Anne-Lise Blanchard, L’horizon patient
La poésie d’Anne-Lise Blanchard est celle de la retenue, du bref qui « fait sens ». L’intérêt qu’elle peut porter à l’épure de la poésie japonaise - version haïku - n’est pas étranger à cette manière qu’elle a d’envisager l’écriture poétique. « Le poète possède l’art d’exhiber le rien ou le presque rien, de l’enluminer », estimait François Cassingena-Trévedy dans sa Poétique de la théologie (Ad Solem, 2011). Le nouveau recueil d’Anne-Lise Blanchard en est une vibrante illustration.
Nous voici donc avec L’horizon patient au cœur d’une méditation « pointilliste » sur notre présence au monde. Ce monde est celui d’une forme de chaos (« Le chaos reste patient », écrivait la poétesse bretonne Eve Lerner dans un récent recueil publié chez Diabase). « Je me tiens/ à la lisière/du vide qui gagne/en sourdine/déposant son chaos/au cœur du dénuement », écrit pour sa part Anne-Lise Blanchard. Plus loin, elle affine son diagnostic : « D’écrans en boîtes vocales le monde/se mutique s’opacifie/la peau se sciure/la langue s’épaissit et dehors/l’horizon/s’amenuise ». Alors le poète « implore le silence et implore la lumière ». Mais ne s’arrête pas là.
Faire face, c’est mettre tout le corps en mouvement. « Marcher/sauter/nager courir ». Sur ce terrain-là, Anne-Lise Blanchard nous a déjà menés très loin. Retour du Moyen-Orient, elle a livré Le soleil s’est réfugié dans les cailloux (Ad Solem, 2017). Aujourd’hui, « la foulée caracolante » et « la hanche bougonnante », elle arpente des « lieux » et des « voix ». Elle le fait à Brangues (pour parler de Claudel), à la Côte Saint-André (pour parler de Berlioz), à Chartres (pour parler de Péguy).
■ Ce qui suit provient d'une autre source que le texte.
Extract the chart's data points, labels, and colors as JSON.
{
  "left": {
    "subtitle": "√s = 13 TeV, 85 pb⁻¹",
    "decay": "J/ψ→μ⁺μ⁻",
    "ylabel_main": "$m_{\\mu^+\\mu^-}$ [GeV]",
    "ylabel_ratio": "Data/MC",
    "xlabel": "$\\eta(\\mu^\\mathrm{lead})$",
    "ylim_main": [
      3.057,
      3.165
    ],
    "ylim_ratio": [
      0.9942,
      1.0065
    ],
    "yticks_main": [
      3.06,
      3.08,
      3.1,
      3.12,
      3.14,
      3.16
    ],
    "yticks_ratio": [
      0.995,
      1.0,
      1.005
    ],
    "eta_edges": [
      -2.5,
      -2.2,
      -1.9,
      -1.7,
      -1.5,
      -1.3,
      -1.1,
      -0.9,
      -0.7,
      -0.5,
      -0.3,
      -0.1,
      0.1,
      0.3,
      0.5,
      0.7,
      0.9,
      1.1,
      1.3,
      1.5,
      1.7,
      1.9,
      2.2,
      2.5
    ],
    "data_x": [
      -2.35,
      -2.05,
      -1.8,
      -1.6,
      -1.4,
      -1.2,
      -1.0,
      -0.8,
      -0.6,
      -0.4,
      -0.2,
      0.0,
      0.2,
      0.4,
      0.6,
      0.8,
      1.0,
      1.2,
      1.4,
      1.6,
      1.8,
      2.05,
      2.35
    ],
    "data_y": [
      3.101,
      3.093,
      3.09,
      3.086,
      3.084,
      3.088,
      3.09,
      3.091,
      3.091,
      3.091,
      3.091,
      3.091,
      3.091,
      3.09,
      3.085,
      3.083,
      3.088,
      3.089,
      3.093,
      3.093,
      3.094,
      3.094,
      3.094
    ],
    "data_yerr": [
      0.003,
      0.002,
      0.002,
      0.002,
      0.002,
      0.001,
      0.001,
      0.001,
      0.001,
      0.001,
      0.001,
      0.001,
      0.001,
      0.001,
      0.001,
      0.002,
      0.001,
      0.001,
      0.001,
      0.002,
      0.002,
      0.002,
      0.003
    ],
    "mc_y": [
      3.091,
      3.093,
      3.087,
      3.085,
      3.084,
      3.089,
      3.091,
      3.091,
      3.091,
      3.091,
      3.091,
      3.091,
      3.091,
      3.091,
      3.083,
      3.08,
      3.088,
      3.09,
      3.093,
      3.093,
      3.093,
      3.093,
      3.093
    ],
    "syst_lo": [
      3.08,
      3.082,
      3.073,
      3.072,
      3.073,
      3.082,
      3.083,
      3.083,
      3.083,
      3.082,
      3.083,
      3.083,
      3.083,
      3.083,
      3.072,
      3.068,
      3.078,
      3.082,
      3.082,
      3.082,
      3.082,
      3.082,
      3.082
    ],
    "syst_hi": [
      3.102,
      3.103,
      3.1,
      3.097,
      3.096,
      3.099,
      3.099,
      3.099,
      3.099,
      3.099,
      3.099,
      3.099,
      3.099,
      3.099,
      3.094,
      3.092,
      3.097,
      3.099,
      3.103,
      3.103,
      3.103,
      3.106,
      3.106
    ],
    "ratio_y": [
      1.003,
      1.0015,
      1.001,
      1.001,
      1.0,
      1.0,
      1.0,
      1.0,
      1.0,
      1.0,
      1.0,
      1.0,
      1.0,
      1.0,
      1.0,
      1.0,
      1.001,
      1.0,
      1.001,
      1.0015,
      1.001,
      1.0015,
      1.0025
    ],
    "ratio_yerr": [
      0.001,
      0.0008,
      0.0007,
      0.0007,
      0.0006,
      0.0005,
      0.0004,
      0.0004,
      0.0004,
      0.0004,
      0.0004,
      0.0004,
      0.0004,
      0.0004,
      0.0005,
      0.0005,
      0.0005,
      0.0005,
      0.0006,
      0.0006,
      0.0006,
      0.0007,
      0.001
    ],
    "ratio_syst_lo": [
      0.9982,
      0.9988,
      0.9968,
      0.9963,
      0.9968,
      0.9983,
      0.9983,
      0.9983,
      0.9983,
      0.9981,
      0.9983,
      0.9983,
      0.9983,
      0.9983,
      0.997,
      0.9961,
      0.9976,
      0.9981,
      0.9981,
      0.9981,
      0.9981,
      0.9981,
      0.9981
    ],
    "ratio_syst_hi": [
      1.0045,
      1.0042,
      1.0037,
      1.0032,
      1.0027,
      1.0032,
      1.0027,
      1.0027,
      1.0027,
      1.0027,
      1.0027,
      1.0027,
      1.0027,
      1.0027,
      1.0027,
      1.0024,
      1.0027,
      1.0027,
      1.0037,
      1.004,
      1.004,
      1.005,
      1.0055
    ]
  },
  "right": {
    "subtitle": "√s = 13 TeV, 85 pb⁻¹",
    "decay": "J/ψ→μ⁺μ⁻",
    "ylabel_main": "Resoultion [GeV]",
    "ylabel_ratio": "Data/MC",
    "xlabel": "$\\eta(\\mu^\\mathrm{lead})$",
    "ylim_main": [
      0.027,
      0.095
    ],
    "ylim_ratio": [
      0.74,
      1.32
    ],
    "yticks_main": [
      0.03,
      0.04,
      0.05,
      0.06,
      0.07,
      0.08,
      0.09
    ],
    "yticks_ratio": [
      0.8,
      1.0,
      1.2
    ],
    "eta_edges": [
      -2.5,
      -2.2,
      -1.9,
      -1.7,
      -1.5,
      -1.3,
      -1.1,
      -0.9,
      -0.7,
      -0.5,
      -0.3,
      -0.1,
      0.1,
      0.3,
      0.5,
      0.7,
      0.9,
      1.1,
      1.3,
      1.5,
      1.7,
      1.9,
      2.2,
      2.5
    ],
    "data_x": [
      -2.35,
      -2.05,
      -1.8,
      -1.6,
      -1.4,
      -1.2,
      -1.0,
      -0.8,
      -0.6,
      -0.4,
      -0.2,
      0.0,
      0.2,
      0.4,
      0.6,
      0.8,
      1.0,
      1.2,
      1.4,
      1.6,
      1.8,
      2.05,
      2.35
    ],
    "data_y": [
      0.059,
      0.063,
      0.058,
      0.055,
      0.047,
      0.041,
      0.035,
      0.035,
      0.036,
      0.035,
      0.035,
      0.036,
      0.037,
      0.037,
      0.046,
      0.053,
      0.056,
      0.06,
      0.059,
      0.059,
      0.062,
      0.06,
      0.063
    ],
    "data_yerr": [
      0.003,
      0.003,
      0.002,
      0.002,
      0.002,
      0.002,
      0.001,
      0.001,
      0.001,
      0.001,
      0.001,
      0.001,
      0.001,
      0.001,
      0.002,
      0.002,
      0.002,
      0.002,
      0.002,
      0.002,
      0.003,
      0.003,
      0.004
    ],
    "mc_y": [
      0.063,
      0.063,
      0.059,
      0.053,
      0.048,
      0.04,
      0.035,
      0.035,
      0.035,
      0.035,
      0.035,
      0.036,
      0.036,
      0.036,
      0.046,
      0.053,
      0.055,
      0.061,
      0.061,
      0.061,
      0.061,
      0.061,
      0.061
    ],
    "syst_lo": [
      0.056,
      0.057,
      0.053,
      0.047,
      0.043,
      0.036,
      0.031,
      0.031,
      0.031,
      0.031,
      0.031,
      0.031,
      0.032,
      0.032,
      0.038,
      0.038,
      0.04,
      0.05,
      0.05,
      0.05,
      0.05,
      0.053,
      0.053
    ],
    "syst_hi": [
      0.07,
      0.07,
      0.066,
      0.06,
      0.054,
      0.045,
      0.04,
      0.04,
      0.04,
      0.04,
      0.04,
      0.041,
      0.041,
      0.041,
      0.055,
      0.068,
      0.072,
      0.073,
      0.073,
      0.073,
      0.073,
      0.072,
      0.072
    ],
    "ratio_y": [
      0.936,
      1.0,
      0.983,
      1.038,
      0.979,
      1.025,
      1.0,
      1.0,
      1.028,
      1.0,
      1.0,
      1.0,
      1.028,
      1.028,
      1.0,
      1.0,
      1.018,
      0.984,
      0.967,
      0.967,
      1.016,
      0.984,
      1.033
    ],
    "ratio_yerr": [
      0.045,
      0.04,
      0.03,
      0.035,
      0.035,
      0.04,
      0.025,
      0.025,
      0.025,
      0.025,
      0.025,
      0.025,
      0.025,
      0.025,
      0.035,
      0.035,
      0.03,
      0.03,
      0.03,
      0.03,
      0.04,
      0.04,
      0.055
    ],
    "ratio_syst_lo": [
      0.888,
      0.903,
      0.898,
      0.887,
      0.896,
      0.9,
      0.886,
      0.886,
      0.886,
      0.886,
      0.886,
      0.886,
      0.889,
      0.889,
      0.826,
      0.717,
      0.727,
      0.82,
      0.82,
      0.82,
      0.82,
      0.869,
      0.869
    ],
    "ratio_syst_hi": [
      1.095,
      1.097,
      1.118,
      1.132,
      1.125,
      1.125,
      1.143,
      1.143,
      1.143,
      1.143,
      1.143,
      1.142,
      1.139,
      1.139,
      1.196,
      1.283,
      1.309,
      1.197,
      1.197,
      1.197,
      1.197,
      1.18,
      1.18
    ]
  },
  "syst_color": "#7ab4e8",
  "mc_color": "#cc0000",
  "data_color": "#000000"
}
L’horizon patient, Anne-Lise Blanchard, préface de Colette Nys-Mazure, Ad Solem, 2022, 107 pages, 17 euros.
La voici aussi à Hautecombe, à Sainte-Baume, à Collioure, à Carcassonne, à Lisbonne, au bord du lac de Lugano où « l’hôtel Azalée/ prête au/lac sa couleur indigo », à la Grande Chartreuse où elle découvre « les mains jointes des gisants et des vivants ».
S’émerveiller, chercher « le mot qui libérera le souffle/d’une nouvelle naissance ». Anne-Lise Blanchard poursuit sa quête dans la montagne car « ici le souffle circule en liberté ». La voici au col d’Arrimoulit, à la pointe des Arlicots, au pic Muga… lieux de « solitude/ souveraine dans l’heure pure ».
Exercices de contemplation qu’elle peut aussi bien mener en montagne qu’au cœur de la ville, comme elle le raconte dans Le ravissement de la marche (Atelier du grand Tétras, 2021). « La trace devient méditation/un geste déplie l’horizon », note-elle au port du Marcadeau. Il lui arrive même d’épouser parfois la « sérénité » de ses « sœurs ruminantes » rencontrées en chemin, de retrouver dans la joie « le vieux tilleul » ou « les bourgs antiques ». car elle tient aussi la plume « pour dire ce qui/n’est déjà plus ». Pourtant, pas de nostalgie, pas de passéisme. Non, se projeter vers un nouvel horizon. Avec patience.